Progressive rock began its evolution as early as 1965, and elements could be found in even earlier compositions. American and British artists added instruments like the mellotron and adopted longer and longer suites of complex music. Bob Dylan's "Like a Rolling Stone", from Highway 61 Revisited, was the first major pop song to became a hit in spite of a running time of more than three minutes. Though Dylan and other American artists were influential, it was a wave of British artists that formed the vanguard of progressive rock, which peaked in mainstream success from 1971 to 1976.

The two most influential bands of early progressive rock were The Nice and the Moody Blues. The Nice formed when P.P. Arnold needed a backing band, which featured Keith Emerson on keyboards. The Nice soon outshined Arnold herself, and they began a career of their own, using classical music and jazz to spice up compositions written by everyone from Bob Dylan to Italian soundtrack composer Ennio Morricone. Their first album was The Thoughts of Emerlist Davjack, released in 1967, just as Pink Floyd was beginning to make a name for themselves in the London club scene. Pink Floyd featured Syd Barrett's spaced-out, simple nursery rhyme-style lyrics with instrumental jams; the band was originally psychedelic, but with the departure of Barrett became less song-focused and included more jams and cohesive albums, becoming a progressive rock band. Procol Harum's "A Whiter Shade of Pale" was extremely popular, and launched the band's career as a pioneering progressive rock band, in spite of the song having been recorded by a studio band only lated fronted by Procol Harum. "A Whiter Shade of Pale" paved the way for the Moody Blues, who had released several R&B singles (including a huge hit, "Go Now") before being chosen by their label, English Decca, to be paired with an orchestra in a recording of Dvorak's New World Symphony. The Dvorak idea was soon scrapped, and the band instead released the surprise success Days of Future Passed.
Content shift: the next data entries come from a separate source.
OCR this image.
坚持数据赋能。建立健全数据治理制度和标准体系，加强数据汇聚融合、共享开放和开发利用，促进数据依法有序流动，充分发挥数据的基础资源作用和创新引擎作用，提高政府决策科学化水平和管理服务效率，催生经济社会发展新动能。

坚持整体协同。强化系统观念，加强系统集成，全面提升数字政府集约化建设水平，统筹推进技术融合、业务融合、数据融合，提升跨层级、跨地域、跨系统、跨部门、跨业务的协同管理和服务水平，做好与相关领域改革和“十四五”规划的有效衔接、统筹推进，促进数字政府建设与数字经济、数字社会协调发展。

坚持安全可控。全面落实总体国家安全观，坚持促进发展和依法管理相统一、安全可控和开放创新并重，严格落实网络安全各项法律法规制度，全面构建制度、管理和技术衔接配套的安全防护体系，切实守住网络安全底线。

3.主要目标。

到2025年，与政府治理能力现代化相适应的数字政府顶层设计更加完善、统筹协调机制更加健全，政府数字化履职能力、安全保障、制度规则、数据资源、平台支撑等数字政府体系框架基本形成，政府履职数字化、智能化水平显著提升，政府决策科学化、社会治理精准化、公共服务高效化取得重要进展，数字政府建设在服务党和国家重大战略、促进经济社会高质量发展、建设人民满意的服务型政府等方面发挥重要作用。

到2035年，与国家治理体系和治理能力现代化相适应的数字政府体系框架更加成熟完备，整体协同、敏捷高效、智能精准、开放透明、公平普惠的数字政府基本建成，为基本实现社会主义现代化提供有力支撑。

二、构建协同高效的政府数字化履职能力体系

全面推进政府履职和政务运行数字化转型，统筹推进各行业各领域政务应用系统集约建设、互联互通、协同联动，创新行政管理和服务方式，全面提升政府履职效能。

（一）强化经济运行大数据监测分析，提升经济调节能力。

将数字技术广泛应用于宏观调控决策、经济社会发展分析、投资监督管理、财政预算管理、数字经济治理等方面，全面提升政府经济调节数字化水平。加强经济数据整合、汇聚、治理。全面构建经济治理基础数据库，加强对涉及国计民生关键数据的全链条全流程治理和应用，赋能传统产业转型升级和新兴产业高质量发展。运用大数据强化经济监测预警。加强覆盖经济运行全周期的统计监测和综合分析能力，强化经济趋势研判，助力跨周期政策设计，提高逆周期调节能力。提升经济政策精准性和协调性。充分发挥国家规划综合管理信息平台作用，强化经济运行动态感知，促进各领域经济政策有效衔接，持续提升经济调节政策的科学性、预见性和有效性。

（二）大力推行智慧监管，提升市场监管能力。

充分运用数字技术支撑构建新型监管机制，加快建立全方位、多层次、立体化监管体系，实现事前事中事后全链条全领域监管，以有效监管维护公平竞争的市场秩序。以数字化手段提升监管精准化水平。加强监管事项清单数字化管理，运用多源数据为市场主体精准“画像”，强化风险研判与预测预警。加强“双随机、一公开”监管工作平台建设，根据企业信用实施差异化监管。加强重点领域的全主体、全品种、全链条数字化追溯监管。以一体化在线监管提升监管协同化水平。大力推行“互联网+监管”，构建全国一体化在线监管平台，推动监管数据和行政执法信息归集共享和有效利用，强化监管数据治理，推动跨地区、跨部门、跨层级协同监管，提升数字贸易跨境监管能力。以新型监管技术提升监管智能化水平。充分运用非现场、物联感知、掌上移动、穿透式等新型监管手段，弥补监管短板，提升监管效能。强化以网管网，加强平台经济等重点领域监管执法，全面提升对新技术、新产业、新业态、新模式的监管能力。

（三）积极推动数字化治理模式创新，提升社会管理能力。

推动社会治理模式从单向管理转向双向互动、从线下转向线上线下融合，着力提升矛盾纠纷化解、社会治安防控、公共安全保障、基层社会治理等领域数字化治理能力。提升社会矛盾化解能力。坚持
In the wake of the Moody Blues psychedelia/proto-progressive stylings came some other bands, like the Dutch Ekseption, the acoustic Providence (Ever Sense the Dawn), Barclay James Harvest and Giles, Giles & Fripp, soon to regroup as legendary band King Crimson. Aside from the sporadic success of the Moody Blues and other bands, progressive rock saw little mainstream success until the 1970s.